Sunday, June 29, 2014

Day 20: Georgia Pass to Peru Creek

We crunched our way through the snowy woods to that alpine meadows near Georgia Pass. Nestled in the grass were cheerful yellow sunflowers, faces turned and petals open to embrace the morning sun

Just before Georgia Pass our trail split away from the Colorado Trail for the last time. No more smooth, gently graded, well marked trail for us. It is time to embrace the brutality. 

Today's hike blew me away. Literally. Our route took us up and over multiple ridges, mountains, and peaks, including Glacier Peak, Whale Peak, Geneva Peak, Sullivan Mountain, and Santa Fe Peak. All the while a steady gale blasted us from the left, pushing us off the trail, when there was one.  At times we followed steep Jeep roads, at other times we followed narrow, rocky goat trails, and occasionally there was no trail at all. 

Although I planned to gather water at a seasonal stream, the high winds evaporated the water almost as fast as the sun could melt it. I finally resorted to scooping up water from a snowmelt puddle a few ounces at a time. The current route, high along the Continental Divide, is beautiful, but it severely limits access to water. 

A mountain goat greeted us at Webster Pass, his white silky hair fluffed by the wind. He tentatively approached us, looking curiously at our bright colors, then scrambled back up the mountain. 

We fought the wind all day, constantly leaning to the left into the wind. A strong gust slammed me into a sharp rock, ripping a hole in my pants

The data book indicated we needed to follow a trail off to the right.

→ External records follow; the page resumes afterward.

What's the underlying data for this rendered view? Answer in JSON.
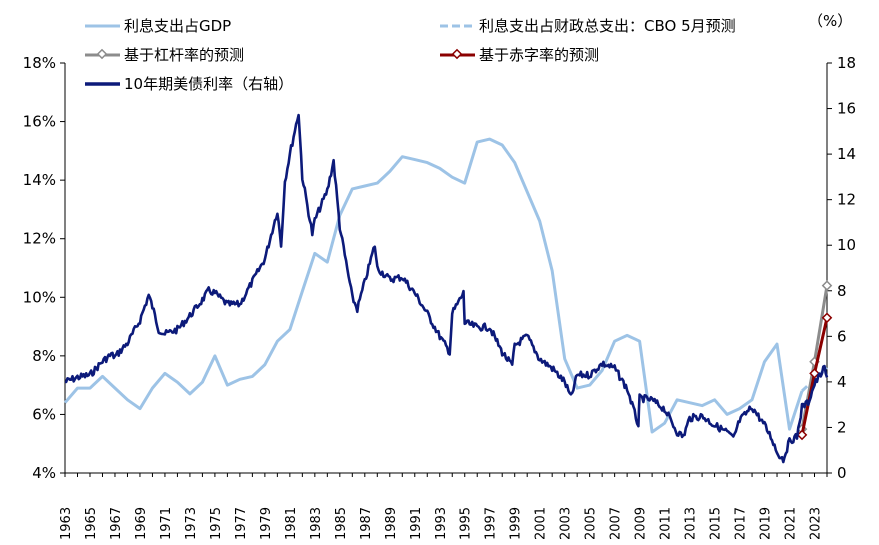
{
  "chart_data": {
    "type": "line",
    "unit_label": "（%）",
    "legend": [
      {
        "name": "利息支出占GDP",
        "color": "#9dc3e6",
        "style": "solid"
      },
      {
        "name": "利息支出占财政总支出：CBO 5月预测",
        "color": "#9dc3e6",
        "style": "dashed"
      },
      {
        "name": "基于杠杆率的预测",
        "color": "#8c8c8c",
        "style": "marker"
      },
      {
        "name": "基于赤字率的预测",
        "color": "#8b0000",
        "style": "marker"
      },
      {
        "name": "10年期美债利率（右轴）",
        "color": "#0c1a7a",
        "style": "solid-thick"
      }
    ],
    "left_axis": {
      "min": 4,
      "max": 18,
      "ticks": [
        "4%",
        "6%",
        "8%",
        "10%",
        "12%",
        "14%",
        "16%",
        "18%"
      ]
    },
    "right_axis": {
      "min": 0,
      "max": 18,
      "ticks": [
        "0",
        "2",
        "4",
        "6",
        "8",
        "10",
        "12",
        "14",
        "16",
        "18"
      ]
    },
    "x_axis": {
      "min": 1963,
      "max": 2024,
      "ticks": [
        "1963",
        "1965",
        "1967",
        "1969",
        "1971",
        "1973",
        "1975",
        "1977",
        "1979",
        "1981",
        "1983",
        "1985",
        "1987",
        "1989",
        "1991",
        "1993",
        "1995",
        "1997",
        "1999",
        "2001",
        "2003",
        "2005",
        "2007",
        "2009",
        "2011",
        "2013",
        "2015",
        "2017",
        "2019",
        "2021",
        "2023"
      ]
    },
    "series": [
      {
        "name": "利息支出占GDP",
        "axis": "left",
        "x": [
          1963,
          1964,
          1965,
          1966,
          1967,
          1968,
          1969,
          1970,
          1971,
          1972,
          1973,
          1974,
          1975,
          1976,
          1977,
          1978,
          1979,
          1980,
          1981,
          1982,
          1983,
          1984,
          1985,
          1986,
          1987,
          1988,
          1989,
          1990,
          1991,
          1992,
          1993,
          1994,
          1995,
          1996,
          1997,
          1998,
          1999,
          2000,
          2001,
          2002,
          2003,
          2004,
          2005,
          2006,
          2007,
          2008,
          2009,
          2010,
          2011,
          2012,
          2013,
          2014,
          2015,
          2016,
          2017,
          2018,
          2019,
          2020,
          2021,
          2022
        ],
        "values": [
          6.4,
          6.9,
          6.9,
          7.3,
          6.9,
          6.5,
          6.2,
          6.9,
          7.4,
          7.1,
          6.7,
          7.1,
          8.0,
          7.0,
          7.2,
          7.3,
          7.7,
          8.5,
          8.9,
          10.2,
          11.5,
          11.2,
          12.8,
          13.7,
          13.8,
          13.9,
          14.3,
          14.8,
          14.7,
          14.6,
          14.4,
          14.1,
          13.9,
          15.3,
          15.4,
          15.2,
          14.6,
          13.6,
          12.6,
          10.9,
          7.9,
          6.9,
          7.0,
          7.5,
          8.5,
          8.7,
          8.5,
          5.4,
          5.7,
          6.5,
          6.4,
          6.3,
          6.5,
          6.0,
          6.2,
          6.5,
          7.8,
          8.4,
          5.5,
          6.8
        ]
      },
      {
        "name": "利息支出占财政总支出：CBO 5月预测",
        "axis": "left",
        "x": [
          2022,
          2023,
          2024
        ],
        "values": [
          6.8,
          7.2,
          7.6
        ]
      },
      {
        "name": "基于杠杆率的预测",
        "axis": "left",
        "x": [
          2022,
          2023,
          2024
        ],
        "values": [
          5.5,
          7.8,
          10.4
        ]
      },
      {
        "name": "基于赤字率的预测",
        "axis": "left",
        "x": [
          2022,
          2023,
          2024
        ],
        "values": [
          5.3,
          7.4,
          9.3
        ]
      },
      {
        "name": "10年期美债利率（右轴）",
        "axis": "right",
        "x": [
          1963,
          1964,
          1965,
          1966,
          1966.7,
          1967,
          1968,
          1969,
          1969.7,
          1970,
          1970.5,
          1971,
          1972,
          1973,
          1974,
          1974.5,
          1975,
          1976,
          1977,
          1978,
          1979,
          1980,
          1980.3,
          1980.6,
          1981,
          1981.7,
          1982,
          1982.8,
          1983,
          1984,
          1984.5,
          1985,
          1986,
          1986.4,
          1987,
          1987.8,
          1988,
          1989,
          1990,
          1991,
          1992,
          1993,
          1993.8,
          1994,
          1994.9,
          1995,
          1996,
          1997,
          1998,
          1998.8,
          1999,
          2000,
          2001,
          2002,
          2003,
          2003.5,
          2004,
          2005,
          2006,
          2007,
          2008,
          2008.9,
          2009,
          2010,
          2011,
          2012,
          2012.5,
          2013,
          2014,
          2015,
          2016,
          2016.5,
          2017,
          2018,
          2019,
          2019.6,
          2020,
          2020.5,
          2021,
          2021.6,
          2022,
          2022.5,
          2023,
          2023.8,
          2024
        ],
        "values": [
          4.0,
          4.2,
          4.3,
          4.9,
          5.2,
          5.1,
          5.7,
          6.7,
          7.8,
          7.3,
          6.3,
          6.1,
          6.3,
          6.9,
          7.6,
          8.0,
          7.9,
          7.4,
          7.4,
          8.4,
          9.4,
          11.5,
          10.0,
          12.8,
          14.0,
          15.8,
          13.0,
          10.5,
          11.1,
          12.4,
          13.7,
          10.8,
          7.7,
          7.2,
          8.4,
          10.0,
          9.0,
          8.5,
          8.6,
          7.9,
          7.0,
          6.0,
          5.3,
          7.0,
          7.9,
          6.6,
          6.4,
          6.4,
          5.3,
          4.7,
          5.6,
          6.0,
          5.0,
          4.6,
          4.0,
          3.3,
          4.3,
          4.3,
          4.8,
          4.6,
          3.7,
          2.1,
          3.3,
          3.2,
          2.8,
          1.8,
          1.6,
          2.4,
          2.5,
          2.1,
          1.8,
          1.5,
          2.3,
          2.9,
          2.1,
          1.5,
          0.9,
          0.6,
          1.4,
          1.6,
          2.9,
          3.1,
          3.9,
          4.6,
          4.2
        ]
      }
    ]
  }
}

Although a faint trail was visible to right, the GPS indicated the trail should be a tenth of a mile back up the hill.  But a huge corniced snowfield covered the area where the GPS indicated the trail should have been. We decided to follow the visible trail instead. 

Our trail soon disintegrated into cross country down a steep hillside with loose dirt and rocks.  Four large stags bounded away as we approached, undoubtedly startled to find humans invading their domain. Later I startled a small fawn, so perfectly camouflaged against the rocks that I did not notice it until I was only a few feet away. The fawn effortlessly bounded across the steep, rocky hillside. 

Although there was no camping in sight, the sun set and we had to stop for the night. We found a gradual slope on the otherwise steep hillside. Although there was no room for our full tent, we set up the inner bugnet as a precaution against rolling down the steep hill.